New post-Brexit tariff plans help sheep, but hit other sectors

Sheep producers are set to benefit from existing tariff protection in the event of a no-deal Brexit, but beef, dairy and poultry farmers will see their tariffs reduced, while cereal, egg and fruit and vegetable growers will have no protection at all.

That is the effect of new tariff plans published by the government on Wednesday (13 March), designed to cater for certain “sensitive products” should the UK leave the European Union without a deal on 29 March.

See also: Farm leaders put pressure on MPs to reject no-deal Brexit

The chances of this happening are thought to be slim – especially with MPs due to vote on the issue on Wednesday evening – but it cannot be discounted altogether further down the line.

If implemented, the tariffs would only apply for one year, and they would only apply for imports.

Without a trade deal, exports of British food to the EU, for example, would still have to pay the EU’s own, higher tariff rates, making it harder for UK exporters to compete.


Farming organisations have given a guarded welcome to the fact that at least some tariff protection is envisaged, contrary to the wishes of some consumer groups who want to see cheap food imports.

In the sheep sector, it appears there are to be no cuts in import tariffs from those that currently apply, while the so-called Tariff Rate Quota – which allows New Zealand and Australian lamb in at zero tariff – will not be increased either.

National Sheep Association chief executive Phil Stocker said his organisation was “extremely pleased” to see the government recognising the importance and sensitivity of the sheep industry,

“We welcome the release of the tariff schedule which provides us with some security,” he said.

And, while New Zealand and Australia would be able to continue shipping lamb tariff-free into the UK, “they will not be able to increase their input”.

But beef producers would face greater competition from imports in the event of a no-deal Brexit, with import duty halved from current EU levels of 12.8% to 6.8% on some lines.

Similarly, dairy products and pork will see tariff levels cut “considerably”, while poultrymeat would face a 40% reduction in its import tariff.


“Although we are pleased to see that the government has listened to our concerns and elected to treat many agricultural sectors sensitively, it is enormously worrying that some sectors will not have this protection – noticeably eggs, cereals, fruit and vegetables,” said NFU president Minette Batters.  

“Even those sectors that are treated sensitively will, in most instances, see worrying and large reductions in the tariff rates currently charged on non-EU imports.”

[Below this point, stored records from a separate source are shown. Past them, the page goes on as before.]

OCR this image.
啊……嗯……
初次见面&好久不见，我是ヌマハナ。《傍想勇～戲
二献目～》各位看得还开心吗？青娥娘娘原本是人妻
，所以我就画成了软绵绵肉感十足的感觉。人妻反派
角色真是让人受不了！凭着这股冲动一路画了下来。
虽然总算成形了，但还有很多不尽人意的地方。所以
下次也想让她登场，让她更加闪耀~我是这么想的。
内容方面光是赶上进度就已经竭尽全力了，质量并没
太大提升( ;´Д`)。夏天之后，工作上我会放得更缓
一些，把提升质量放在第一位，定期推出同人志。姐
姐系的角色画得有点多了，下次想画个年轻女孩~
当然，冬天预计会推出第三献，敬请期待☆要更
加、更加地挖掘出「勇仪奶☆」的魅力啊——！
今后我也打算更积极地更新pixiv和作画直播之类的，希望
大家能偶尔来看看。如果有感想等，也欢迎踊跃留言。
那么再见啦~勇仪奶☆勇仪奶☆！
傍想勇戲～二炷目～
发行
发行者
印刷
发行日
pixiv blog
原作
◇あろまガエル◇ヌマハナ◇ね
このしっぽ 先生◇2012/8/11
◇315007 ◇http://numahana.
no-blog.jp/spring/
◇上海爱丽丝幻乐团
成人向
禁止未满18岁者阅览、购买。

Ms Batters also criticised the approach taken by the government to lump some products under a single tariff code, for example whole carcasses and high-value cuts of fresh beef, which means there is a high chance of market distortion.

“We recognise the importance of ensuring food prices for consumers do not rise in a no-deal Brexit, but we are deeply concerned that the approach to tariffs published today will mean a greater reliance on food produced overseas,” she added.

Food and Drink Federation chief executive Ian Wright describe the tariff schedule – which runs to 1,477 pages – as “confusing and complex”.

Planned changes to tariff rates in event of no-deal Brexit

  • Sheep: no change to existing tariffs and tariff rate quotas
  • Beef: 6.8% tariff of €93.3/100kg, compared with 12.8% (€176.8/100kg) currently
  • Poultrymeat: €61.8/100kg, compared with €102.4/100kg
  • Butter: €60.5/100kg, compared with €189.6/100kg
  • Cheddar: €22.1/100kg, compared with €167.1/100kg
  • Boneless pork: €11.4/100kg, compared with €86.9/100kg
  • Eggs, cereals, fruit: no tariffs.